Sus ojos se elevaron hacia el cielo estrellado donde el Dragón Celeste - esa constelación sagrada que los maestros del clan decían guiaba a los elegidos - serpenteaba de horizonte a horizonte. Nunca antes había percibido con tanta claridad las líneas que unían las estrellas, como si alguien hubiera trazado con tinta plateada los caracteres de su destino entre las alturas. Un escalofrío que nada tenía que ver con el frío nocturno le recorrió la espalda cuando comprendió: esa paz que ahora lo inundaba era la quietud del guerrero que ha encontrado su camino, no la del cordero que ignora el matadero.
**
Respiró hondo, intentando calmar el nudo de preocupación en su estómago. Li Linhua no sería fácil de convencer esta vez. La entrada a la aldea lo recibió con su habitual aspecto descuidado: dos pilares de piedra erosionada flanqueando un camino de tierra batida donde los mendigos se agrupaban como sombras hambrientas.
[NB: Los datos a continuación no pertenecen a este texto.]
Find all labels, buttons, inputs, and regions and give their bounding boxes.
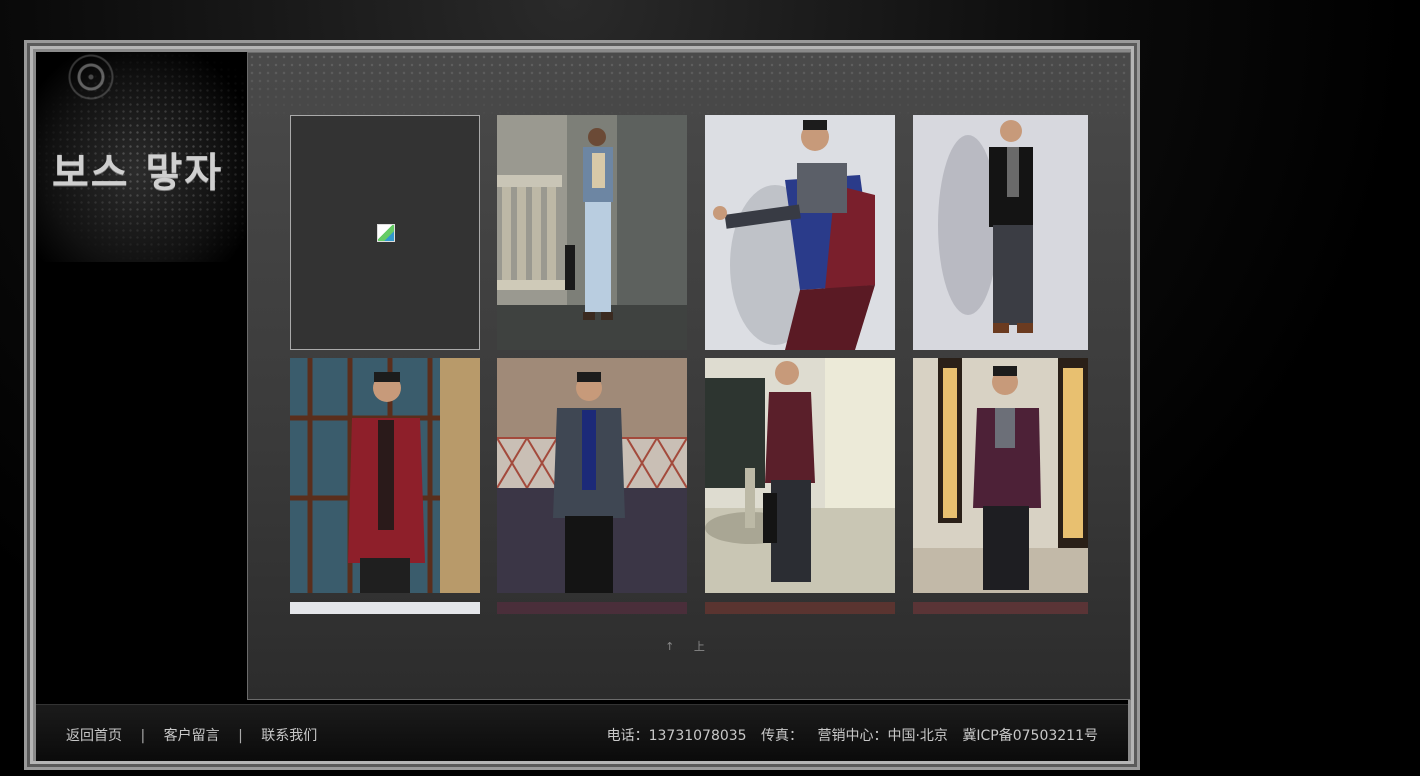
photo-tile-8[interactable]	[913, 358, 1088, 593]
footer-separator: |	[140, 728, 146, 744]
photo-tile-7[interactable]	[705, 358, 895, 593]
photo-tile-3[interactable]	[705, 115, 895, 350]
photo-tile-6[interactable]	[497, 358, 687, 593]
footer-links: 返回首页 | 客户留言 | 联系我们	[66, 725, 317, 745]
photo-grid	[290, 115, 1090, 615]
home-link[interactable]: 返回首页	[66, 728, 122, 744]
photo-tile-5[interactable]	[290, 358, 480, 593]
phone-text: 电话：13731078035	[606, 728, 747, 744]
contact-link[interactable]: 联系我们	[261, 728, 317, 744]
logo-area: 보스 맣자	[36, 52, 247, 262]
photo-tile-12-partial[interactable]	[913, 602, 1088, 614]
footer-contact-info: 电话：13731078035 传真： 营销中心：中国·北京 冀ICP备07503…	[597, 725, 1098, 745]
gallery-panel: ↑ 上	[247, 52, 1131, 700]
photo-tile-11-partial[interactable]	[705, 602, 895, 614]
photo-man-gray-coat	[497, 358, 687, 593]
photo-man-denim-jacket	[497, 115, 687, 350]
frame-inner: 보스 맣자 ↑ 上 返回首页 | 客户留言 | 联系我们 电话：13731078…	[36, 52, 1131, 761]
icp-text[interactable]: 冀ICP备07503211号	[962, 728, 1098, 744]
photo-man-burgundy-jacket	[705, 358, 895, 593]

Avanzó por las calles, sintiendo cómo las miradas de los aldeanos se clavaban en su túnica, no en él. Sabían lo que representaba el emblema del Clan Li, incluso si estaba desteñido y rasgado. Un cultivador, por insignificante que fuera, valía más que cien de sus vidas.
A su izquierda, un niño escarbaba en la basura con manos temblorosas. Kunhai se detuvo, recordando su propio pasado. ¿Cuántas veces había visto a Li Linhua dejar comida en los callejones para los más débiles, a escondidas de los demás? Pero ella era una excepción. La regla era clara: los mortales eran sombras en el camino de los cultivadores, obstáculos sin nombre que desaparecían bajo el peso de sus batallas.
Un olor agrio —sudor, enfermedad y desesperación— lo envolvió. "Es la ley del cielo", le habían enseñado. "Los fuertes gobiernan, los débiles perecen." Pero esa "ley" no explicaba por qué, años atrás, dos cultivadores -probablemente de la etapa Mar Ænai- habían reducido a cenizas una aldea entera por una disputa sin importancia. Kunhai cerró los puños. Recordó la cabeza del vencido colgando como trofeo, y la mirada del vencedor, fría como el acero, al pasar sobre los sobrevivientes como si fueran piedras en el camino.
"No somos piedras", pensó, clavando las uñas en sus palmas.
El complejo del Clan Li surgió ante él como un espejismo de orden. Los guardias en la entrada -discípulos del tercer nivel del Orbe Naciente- lo miraron con su habitual desprecio antes de dejarlo pasar. Dentro, el aire olía a hierbas medicinales y disciplina. Cultivadores en perfectas formaciones practicaban técnicas espirituales propias del clan, sus movimientos dibujando patrones de energía en el aire crepuscular.
Nadie notó su regreso. ¿Por qué lo harían? Para ellos seguía siendo el fracasado de dieciséis años que ni siquiera había tocado el primer nivel. El bastardo que solo seguía allí por el capricho de Li Linhua.
Y allí estaba ella.
Bajo el arco de los ciruelos en flor, con su túnica azul noche ondeando levemente, Li Linhua parecía una pintura viviente. Su cabello negro como el azabache caía en ondas perfectas, enmarcando un rostro que el tiempo no se atrevía a marcar. Pero cuando sus ojos -oscuros como el abismo entre las estrellas- se posaron en Kunhai, toda esa gracia se transformó en furia pura.
"¡¿EN DÓNDE DEMONIOS TE HABIAS METIDO, LI KUNHAI?!"
Su voz retumbó con la fuerza de quien había alcanzado el séptimo nivel del Orbe Naciente. Kunhai bajó la cabeza al instante, dejando que su cabello ocultara dos cosas: la palidez de su rostro... y los tenues destellos dorados que ahora titilaban en sus pupilas.